As Doug just noted, this whole "Christian comedy" story is really, down at the roots, about the wider issue of Christian and conservative subcultures. Surely it says something about our age that culturally conservative believers are plugging away at influencing real politics (as opposed to Contemporary Christian Politics?) at the precise moment that so many Americans are turned off by real politics. But in the area of entertainment and mass media -- the heart of American cultural life -- Christians flee to niche cultures. Movies. Comic books. Music. You name it. There is a whole world with the letters CC in front of the product.
The Washington Post recently waded into this topic, as well, in a Natalie Hopkinson feature entitled "The Ha-Ha-Hallelujah Comedy Movement." Here is the crucial "love offering" passage in this report on the opening night at the Synergy comedy club. If you don't know what a "love offering" is, this club isn't for you.
Row by row, the audience marches to the stage and drops singles, fives and checks hastily made out to Synergy Ministries -- $1,260 by the end of the night. He's joking, but it's no joke. This is the house of the Lord.
You can call them "inspirational," "alternative," "Christian" and even, as some of them plead, "just clean." They are the dozens of comedians working the Washington area's gospel comedy scene. For years, these comedians have been performing at churches, community centers, parties and weddings. But now a small circuit of Christian comedy venues has popped up, struggling to make a go.
In addition to keeping it clean, the key to these clubs is that they offer a mixture of entertainment and "ministry." Remember that this is supposed to be evangelism, even if everyone in the crowd is a born-again consumer.
But these set-apart "Christian venues" are not the whole story -- in comedy and in other forms of popular culture. The larger story is elsewhere.
All across the country, mainstream comedy clubs have spotted the large and, well, passionate audience of mainstream believers. They have started holding "Christian" or "clean" comedy nights in real comedy clubs, often featuring real comedians with mainstream credentials. The key is that these funny people happen to be Christians.
These two crowds may overlap, but are not quite the same. But we are talking about two entirely different ways of doing business and creating culture.
If you want to spot the difference, just Google the name "Victoria Jackson." Yes, that Victoria Jackson from the Saturday Night Live crew. She's alive and well and still funny as, well, heck. Here is a Cox News Service glimpse into her experiments in this emerging marketplace.
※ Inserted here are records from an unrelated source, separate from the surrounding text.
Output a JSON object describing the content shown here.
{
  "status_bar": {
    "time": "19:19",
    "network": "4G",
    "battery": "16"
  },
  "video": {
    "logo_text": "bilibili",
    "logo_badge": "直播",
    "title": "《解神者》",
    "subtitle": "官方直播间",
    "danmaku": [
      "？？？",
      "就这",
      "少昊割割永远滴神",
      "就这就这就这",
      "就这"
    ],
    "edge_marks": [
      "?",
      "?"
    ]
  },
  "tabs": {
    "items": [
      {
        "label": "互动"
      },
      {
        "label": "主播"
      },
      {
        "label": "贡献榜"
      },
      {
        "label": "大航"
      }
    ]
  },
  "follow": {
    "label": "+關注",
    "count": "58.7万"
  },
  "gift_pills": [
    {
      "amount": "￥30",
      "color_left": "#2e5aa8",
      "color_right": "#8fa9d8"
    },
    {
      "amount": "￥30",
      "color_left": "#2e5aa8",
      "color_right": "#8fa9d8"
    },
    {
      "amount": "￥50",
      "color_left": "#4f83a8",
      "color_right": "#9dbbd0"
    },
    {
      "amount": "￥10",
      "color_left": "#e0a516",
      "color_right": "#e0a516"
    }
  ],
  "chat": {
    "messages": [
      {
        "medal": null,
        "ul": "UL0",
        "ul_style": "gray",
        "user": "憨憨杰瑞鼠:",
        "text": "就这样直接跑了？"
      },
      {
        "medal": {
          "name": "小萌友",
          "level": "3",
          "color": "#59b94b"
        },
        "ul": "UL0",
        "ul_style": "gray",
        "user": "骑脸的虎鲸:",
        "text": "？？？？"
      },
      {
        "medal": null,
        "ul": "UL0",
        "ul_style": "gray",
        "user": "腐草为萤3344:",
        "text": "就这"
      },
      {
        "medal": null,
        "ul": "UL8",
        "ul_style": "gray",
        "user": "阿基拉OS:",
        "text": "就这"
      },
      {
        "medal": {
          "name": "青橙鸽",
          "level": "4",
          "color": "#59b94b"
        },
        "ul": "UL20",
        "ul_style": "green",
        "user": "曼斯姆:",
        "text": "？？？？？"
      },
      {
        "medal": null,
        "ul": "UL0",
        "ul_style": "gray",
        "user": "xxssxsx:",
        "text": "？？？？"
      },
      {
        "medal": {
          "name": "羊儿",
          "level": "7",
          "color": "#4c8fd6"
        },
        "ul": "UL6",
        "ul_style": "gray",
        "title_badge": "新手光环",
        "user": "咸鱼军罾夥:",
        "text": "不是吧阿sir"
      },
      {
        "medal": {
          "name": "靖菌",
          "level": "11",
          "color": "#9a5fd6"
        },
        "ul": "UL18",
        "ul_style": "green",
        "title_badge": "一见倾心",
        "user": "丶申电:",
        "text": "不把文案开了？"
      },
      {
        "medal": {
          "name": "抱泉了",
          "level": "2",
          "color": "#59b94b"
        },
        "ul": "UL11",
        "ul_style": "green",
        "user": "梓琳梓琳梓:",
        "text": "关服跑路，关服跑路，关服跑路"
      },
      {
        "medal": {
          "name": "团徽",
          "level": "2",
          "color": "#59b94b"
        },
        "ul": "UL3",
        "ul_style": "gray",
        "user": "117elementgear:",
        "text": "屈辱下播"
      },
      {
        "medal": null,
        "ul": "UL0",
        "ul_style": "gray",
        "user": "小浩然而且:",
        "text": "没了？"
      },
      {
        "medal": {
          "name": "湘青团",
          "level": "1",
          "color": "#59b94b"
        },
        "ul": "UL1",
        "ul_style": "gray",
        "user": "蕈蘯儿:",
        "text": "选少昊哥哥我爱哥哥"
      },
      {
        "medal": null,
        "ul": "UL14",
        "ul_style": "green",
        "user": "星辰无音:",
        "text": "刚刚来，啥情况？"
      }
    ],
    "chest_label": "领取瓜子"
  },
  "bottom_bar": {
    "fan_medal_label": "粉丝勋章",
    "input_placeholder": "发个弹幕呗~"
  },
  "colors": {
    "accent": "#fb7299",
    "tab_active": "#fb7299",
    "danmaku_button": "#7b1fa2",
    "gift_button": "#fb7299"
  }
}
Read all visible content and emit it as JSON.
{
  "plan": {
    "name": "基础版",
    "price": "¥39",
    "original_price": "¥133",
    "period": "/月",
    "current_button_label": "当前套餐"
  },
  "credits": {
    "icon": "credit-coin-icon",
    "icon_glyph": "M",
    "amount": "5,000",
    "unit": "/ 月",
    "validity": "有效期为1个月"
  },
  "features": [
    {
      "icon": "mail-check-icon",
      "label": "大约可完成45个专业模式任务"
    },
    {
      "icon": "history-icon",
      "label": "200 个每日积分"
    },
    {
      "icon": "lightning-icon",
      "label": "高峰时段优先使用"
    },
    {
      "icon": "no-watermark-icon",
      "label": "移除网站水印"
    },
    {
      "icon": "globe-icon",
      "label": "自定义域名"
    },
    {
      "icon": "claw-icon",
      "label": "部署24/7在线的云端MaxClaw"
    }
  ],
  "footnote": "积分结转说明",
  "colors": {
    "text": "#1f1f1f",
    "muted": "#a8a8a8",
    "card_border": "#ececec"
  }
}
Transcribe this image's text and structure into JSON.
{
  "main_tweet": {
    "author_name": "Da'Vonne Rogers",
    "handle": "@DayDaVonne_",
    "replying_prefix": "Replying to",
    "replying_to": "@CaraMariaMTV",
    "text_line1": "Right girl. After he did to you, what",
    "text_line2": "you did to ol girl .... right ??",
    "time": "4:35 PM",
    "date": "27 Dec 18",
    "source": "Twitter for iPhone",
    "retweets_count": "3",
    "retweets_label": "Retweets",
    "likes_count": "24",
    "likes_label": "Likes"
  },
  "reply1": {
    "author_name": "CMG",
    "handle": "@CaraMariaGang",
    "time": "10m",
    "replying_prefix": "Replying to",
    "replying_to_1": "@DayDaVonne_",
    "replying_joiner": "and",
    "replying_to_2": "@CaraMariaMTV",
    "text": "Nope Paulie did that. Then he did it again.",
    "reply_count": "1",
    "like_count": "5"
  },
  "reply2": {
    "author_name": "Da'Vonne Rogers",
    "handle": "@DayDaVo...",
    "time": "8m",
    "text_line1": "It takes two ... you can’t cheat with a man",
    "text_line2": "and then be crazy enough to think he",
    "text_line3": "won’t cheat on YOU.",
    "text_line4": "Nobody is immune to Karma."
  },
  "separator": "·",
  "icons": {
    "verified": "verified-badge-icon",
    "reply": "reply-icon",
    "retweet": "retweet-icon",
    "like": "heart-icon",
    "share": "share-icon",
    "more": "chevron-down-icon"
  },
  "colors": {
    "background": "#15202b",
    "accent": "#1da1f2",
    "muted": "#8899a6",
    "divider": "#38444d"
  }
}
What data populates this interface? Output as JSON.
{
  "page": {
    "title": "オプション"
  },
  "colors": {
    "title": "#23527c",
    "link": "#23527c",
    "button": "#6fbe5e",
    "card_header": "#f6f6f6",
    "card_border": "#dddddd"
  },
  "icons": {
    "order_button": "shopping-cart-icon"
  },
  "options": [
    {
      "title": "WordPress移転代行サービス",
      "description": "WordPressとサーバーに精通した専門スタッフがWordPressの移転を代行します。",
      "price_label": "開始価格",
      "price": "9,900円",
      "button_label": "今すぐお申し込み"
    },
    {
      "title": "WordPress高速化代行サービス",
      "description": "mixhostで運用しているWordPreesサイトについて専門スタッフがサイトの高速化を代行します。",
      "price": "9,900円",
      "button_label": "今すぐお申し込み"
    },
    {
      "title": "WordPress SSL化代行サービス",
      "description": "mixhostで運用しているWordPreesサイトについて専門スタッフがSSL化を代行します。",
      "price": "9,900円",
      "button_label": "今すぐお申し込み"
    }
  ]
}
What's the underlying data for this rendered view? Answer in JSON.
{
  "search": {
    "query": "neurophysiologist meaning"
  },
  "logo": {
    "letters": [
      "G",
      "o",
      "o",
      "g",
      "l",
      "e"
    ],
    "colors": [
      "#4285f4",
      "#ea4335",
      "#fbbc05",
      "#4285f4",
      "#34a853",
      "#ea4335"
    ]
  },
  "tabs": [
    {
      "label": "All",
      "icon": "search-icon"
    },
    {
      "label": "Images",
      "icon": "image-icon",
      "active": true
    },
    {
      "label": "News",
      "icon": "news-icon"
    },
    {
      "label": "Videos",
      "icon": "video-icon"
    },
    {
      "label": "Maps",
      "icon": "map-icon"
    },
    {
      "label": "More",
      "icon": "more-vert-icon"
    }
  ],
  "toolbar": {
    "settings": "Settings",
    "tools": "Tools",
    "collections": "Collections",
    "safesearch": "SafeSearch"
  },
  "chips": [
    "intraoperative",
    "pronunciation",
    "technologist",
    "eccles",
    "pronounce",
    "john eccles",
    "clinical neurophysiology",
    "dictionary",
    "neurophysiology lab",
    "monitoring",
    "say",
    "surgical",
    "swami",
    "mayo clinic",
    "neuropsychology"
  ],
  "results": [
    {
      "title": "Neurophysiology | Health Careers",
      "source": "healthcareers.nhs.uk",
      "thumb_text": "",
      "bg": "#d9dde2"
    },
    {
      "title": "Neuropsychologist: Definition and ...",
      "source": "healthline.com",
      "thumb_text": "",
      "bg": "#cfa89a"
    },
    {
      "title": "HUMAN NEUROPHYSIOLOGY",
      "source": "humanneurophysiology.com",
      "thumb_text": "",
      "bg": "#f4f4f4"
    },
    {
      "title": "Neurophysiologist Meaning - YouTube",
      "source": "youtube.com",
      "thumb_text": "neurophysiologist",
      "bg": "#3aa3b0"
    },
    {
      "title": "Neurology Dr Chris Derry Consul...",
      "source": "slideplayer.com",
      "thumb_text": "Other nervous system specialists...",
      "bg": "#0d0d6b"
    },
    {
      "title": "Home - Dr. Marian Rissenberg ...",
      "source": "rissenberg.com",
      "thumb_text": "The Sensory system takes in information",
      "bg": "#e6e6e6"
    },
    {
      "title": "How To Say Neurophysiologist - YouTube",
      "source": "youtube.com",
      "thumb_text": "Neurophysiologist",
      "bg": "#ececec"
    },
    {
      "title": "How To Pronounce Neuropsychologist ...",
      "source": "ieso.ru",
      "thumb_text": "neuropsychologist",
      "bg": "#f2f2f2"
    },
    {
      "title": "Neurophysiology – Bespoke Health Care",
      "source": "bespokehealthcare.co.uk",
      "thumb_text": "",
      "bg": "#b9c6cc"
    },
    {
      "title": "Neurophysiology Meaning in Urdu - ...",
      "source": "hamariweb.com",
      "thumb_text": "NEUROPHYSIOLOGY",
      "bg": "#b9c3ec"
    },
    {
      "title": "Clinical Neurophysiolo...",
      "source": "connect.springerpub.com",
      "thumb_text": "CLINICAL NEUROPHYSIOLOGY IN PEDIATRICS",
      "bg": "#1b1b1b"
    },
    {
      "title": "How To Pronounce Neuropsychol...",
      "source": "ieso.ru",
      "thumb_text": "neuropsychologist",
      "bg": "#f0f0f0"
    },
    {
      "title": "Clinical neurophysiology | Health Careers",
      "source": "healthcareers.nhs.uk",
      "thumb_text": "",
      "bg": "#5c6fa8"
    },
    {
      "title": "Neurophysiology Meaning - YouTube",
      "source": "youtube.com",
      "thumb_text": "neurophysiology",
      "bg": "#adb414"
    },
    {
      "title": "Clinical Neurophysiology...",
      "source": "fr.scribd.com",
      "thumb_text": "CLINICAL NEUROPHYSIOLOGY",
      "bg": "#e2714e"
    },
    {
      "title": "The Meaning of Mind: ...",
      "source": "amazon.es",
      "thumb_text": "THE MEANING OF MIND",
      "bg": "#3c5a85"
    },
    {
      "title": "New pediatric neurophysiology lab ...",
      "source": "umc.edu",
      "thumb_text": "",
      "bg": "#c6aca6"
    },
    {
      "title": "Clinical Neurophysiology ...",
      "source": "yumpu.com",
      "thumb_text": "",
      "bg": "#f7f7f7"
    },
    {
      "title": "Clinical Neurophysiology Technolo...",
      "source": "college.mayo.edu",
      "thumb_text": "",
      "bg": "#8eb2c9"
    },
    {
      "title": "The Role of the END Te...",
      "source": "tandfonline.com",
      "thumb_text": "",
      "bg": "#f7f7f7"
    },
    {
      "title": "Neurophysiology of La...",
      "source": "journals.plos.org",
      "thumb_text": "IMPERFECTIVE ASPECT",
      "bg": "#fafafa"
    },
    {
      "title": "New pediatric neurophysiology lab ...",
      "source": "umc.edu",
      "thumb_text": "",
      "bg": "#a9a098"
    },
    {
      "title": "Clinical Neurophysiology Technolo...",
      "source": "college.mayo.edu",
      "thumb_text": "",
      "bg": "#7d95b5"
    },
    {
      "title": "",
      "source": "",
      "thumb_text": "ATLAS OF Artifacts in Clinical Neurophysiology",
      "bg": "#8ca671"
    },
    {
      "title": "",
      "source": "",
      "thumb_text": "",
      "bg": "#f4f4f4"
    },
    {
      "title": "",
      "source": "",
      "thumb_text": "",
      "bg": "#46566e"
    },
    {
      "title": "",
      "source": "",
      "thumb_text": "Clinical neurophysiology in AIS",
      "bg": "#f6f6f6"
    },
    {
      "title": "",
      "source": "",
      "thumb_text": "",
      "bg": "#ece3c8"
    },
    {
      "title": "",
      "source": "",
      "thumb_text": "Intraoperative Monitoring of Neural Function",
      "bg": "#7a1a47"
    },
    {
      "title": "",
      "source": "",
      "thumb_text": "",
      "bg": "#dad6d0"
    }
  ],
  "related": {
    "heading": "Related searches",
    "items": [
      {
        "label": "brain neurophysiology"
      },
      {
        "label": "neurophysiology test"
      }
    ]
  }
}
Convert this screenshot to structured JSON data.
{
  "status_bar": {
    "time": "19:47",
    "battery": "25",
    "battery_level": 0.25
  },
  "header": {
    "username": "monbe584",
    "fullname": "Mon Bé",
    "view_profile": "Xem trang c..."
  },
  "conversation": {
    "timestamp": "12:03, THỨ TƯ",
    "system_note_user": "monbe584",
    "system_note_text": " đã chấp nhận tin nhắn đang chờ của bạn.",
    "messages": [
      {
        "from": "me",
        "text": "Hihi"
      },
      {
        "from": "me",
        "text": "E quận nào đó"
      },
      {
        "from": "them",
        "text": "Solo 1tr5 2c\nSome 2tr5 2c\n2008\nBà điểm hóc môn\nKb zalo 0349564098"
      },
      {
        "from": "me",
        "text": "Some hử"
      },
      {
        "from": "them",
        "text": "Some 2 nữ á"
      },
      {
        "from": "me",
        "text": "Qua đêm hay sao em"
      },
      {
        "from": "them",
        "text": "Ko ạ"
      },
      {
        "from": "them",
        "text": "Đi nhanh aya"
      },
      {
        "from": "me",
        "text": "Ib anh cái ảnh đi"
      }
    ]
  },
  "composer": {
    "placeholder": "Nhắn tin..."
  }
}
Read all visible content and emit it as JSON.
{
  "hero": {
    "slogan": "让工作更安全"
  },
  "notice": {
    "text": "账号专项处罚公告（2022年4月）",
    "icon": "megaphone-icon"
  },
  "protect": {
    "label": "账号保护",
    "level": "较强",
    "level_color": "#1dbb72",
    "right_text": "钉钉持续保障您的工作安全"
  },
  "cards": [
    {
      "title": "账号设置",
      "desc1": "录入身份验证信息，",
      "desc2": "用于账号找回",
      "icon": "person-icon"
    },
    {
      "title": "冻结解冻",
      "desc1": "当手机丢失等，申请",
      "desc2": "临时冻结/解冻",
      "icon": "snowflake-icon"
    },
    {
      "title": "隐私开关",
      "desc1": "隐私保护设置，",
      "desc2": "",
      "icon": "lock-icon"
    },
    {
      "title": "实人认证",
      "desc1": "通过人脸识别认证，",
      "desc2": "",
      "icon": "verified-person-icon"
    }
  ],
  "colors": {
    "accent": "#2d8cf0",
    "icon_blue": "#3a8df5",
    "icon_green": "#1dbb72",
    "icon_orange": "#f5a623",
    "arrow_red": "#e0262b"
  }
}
ATLANTA -- Dressed in a sequined black French maid costume, comic Victoria Jackson was complaining about men in her squeaky high-pitched voice. "We get rewarded for big boobs in your face, but you can't see our souls," she said.
She paused, eyes wide, looking a little nervous: "I probably wasn't supposed to say 'boob' on Christian comedy night."
Well, she did, but nobody stomped out of the Funny Farm at the club's first Christian comedy night with Jackson, a lifelong Christian known as the ditsy blonde from "Saturday Night Live" from 1986 to 1992. She's still delightfully amusing at age 44.
The very phrase "Christian comedy" can be confusing.
No joke. That is why this is such an interesting story. It is a doorway into a clash between two different worlds, two different ways of living and working. One seeks to be in the world but not of it. The other is, well, of the world but not in it. There's a difference.